結局墓石が見つかっていない檀家もあり、当時は石材店1社あたり300~500基もの膨大な修復依頼が寄せられたとの記録も残っています。
このように、地震は私たちが暮らす建物だけでなく、ご先祖様が眠る大切なお墓も壊してしまう可能性があるのです。
地震はいつやってくるかわからないからこそ、今あるお墓をしっかり守るため保証内容の見直しや地震対策のため耐震工事を施すことをおすすめいたします。
お墓の保証書の内容を確認しよう
万が一地震でお墓が倒壊してしまった場合、基本的に住居とは違って石材店が地震保証をしているわけではありません。
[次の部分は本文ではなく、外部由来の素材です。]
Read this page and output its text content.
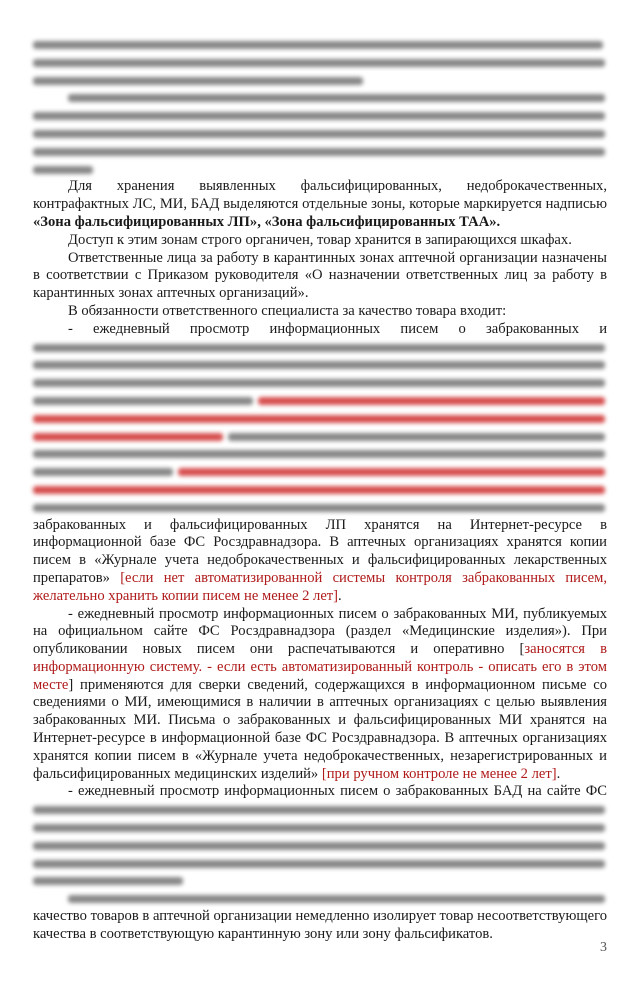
Для хранения выявленных фальсифицированных, недоброкачественных, контрафактных ЛС, МИ, БАД выделяются отдельные зоны, которые маркируется надписью «Зона фальсифицированных ЛП», «Зона фальсифицированных ТАА».

Доступ к этим зонам строго органичен, товар хранится в запирающихся шкафах.

Ответственные лица за работу в карантинных зонах аптечной организации назначены в соответствии с Приказом руководителя «О назначении ответственных лиц за работу в карантинных зонах аптечных организаций».

В обязанности ответственного специалиста за качество товара входит:

- ежедневный просмотр информационных писем о забракованных и

забракованных и фальсифицированных ЛП хранятся на Интернет-ресурсе в информационной базе ФС Росздравнадзора. В аптечных организациях хранятся копии писем в «Журнале учета недоброкачественных и фальсифицированных лекарственных препаратов» [если нет автоматизированной системы контроля забракованных писем, желательно хранить копии писем не менее 2 лет].

- ежедневный просмотр информационных писем о забракованных МИ, публикуемых на официальном сайте ФС Росздравнадзора (раздел «Медицинские изделия»). При опубликовании новых писем они распечатываются и оперативно [заносятся в информационную систему. - если есть автоматизированный контроль - описать его в этом месте] применяются для сверки сведений, содержащихся в информационном письме со сведениями о МИ, имеющимися в наличии в аптечных организациях с целью выявления забракованных МИ. Письма о забракованных и фальсифицированных МИ хранятся на Интернет-ресурсе в информационной базе ФС Росздравнадзора. В аптечных организациях хранятся копии писем в «Журнале учета недоброкачественных, незарегистрированных и фальсифицированных медицинских изделий» [при ручном контроле не менее 2 лет].

- ежедневный просмотр информационных писем о забракованных БАД на сайте ФС

качество товаров в аптечной организации немедленно изолирует товар несоответствующего качества в соответствующую карантинную зону или зону фальсификатов.

3
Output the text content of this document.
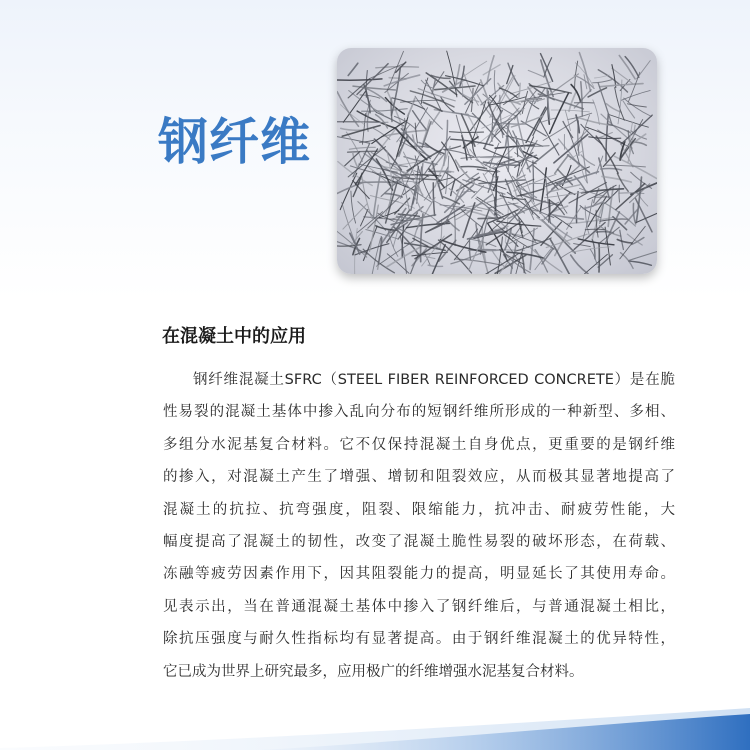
钢纤维
在混凝土中的应用
钢纤维混凝土SFRC（STEEL FIBER REINFORCED CONCRETE）是在脆
性易裂的混凝土基体中掺入乱向分布的短钢纤维所形成的一种新型、多相、
多组分水泥基复合材料。它不仅保持混凝土自身优点，更重要的是钢纤维
的掺入，对混凝土产生了增强、增韧和阻裂效应，从而极其显著地提高了
混凝土的抗拉、抗弯强度，阻裂、限缩能力，抗冲击、耐疲劳性能，大
幅度提高了混凝土的韧性，改变了混凝土脆性易裂的破坏形态，在荷载、
冻融等疲劳因素作用下，因其阻裂能力的提高，明显延长了其使用寿命。
见表示出，当在普通混凝土基体中掺入了钢纤维后，与普通混凝土相比，
除抗压强度与耐久性指标均有显著提高。由于钢纤维混凝土的优异特性，
它已成为世界上研究最多，应用极广的纤维增强水泥基复合材料。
そのため、地震によるお墓の被害は全額自己負担で、建て直しや修繕を行う必要があるのです。
ただし、最近ではお墓の保険も登場していて、地震などの天災によりお墓が倒壊してしまった場合、墓石を再購入するための費用や修繕費用を補償する制度が設けられています。
どうしても倒壊したお墓の修復するための費用がない場合は、墓じまいを選択される方もいらっしゃいます。
まずはご先祖様がゆっくりと眠れる場所を用意するため、お墓という形や大きさにこだわらず、手元供養や納骨堂、永代供養塔の利用など、ほかの形で埋葬をするのも一つの手段です。
お墓を地震から守るためにできること
突然訪れる大地震に備えて、今あるお墓にはぜひ耐震施工を施しましょう。
耐震、免震性を高めるにはいろいろな工事方法があり、たとえばシリコンゲルをはさむほか、墓石の中にボルトを通してパーツごとをしっかりと結合させるなどが挙げられます。
また、墓地の地盤自体がゆるければお墓を建てても耐震施工をしても効果が得られません。実際地震にともなって液状化現象が起きた例も報告されています。
特に山地など傾斜面は平地とくらべて土砂崩れのリスクが高いです。
耐震構造をお墓に施すのと同時に、これからお墓を建てる方は立地にも十分気を配りたいですね。
<まとめ>
突然やってくる地震はお墓を倒壊させる危険性があります。
しかし、お墓自体の補修や建て替えはすべて自己負担が基本です。
最近では住宅と同じように、天災によるお墓のトラブルを保証してくれる保険も登場しました。
ぜひ大切なお墓を守るためにも今あるお墓の耐震施工をするほか、お墓の保険への加入も検討してみてはいかがでしょうか。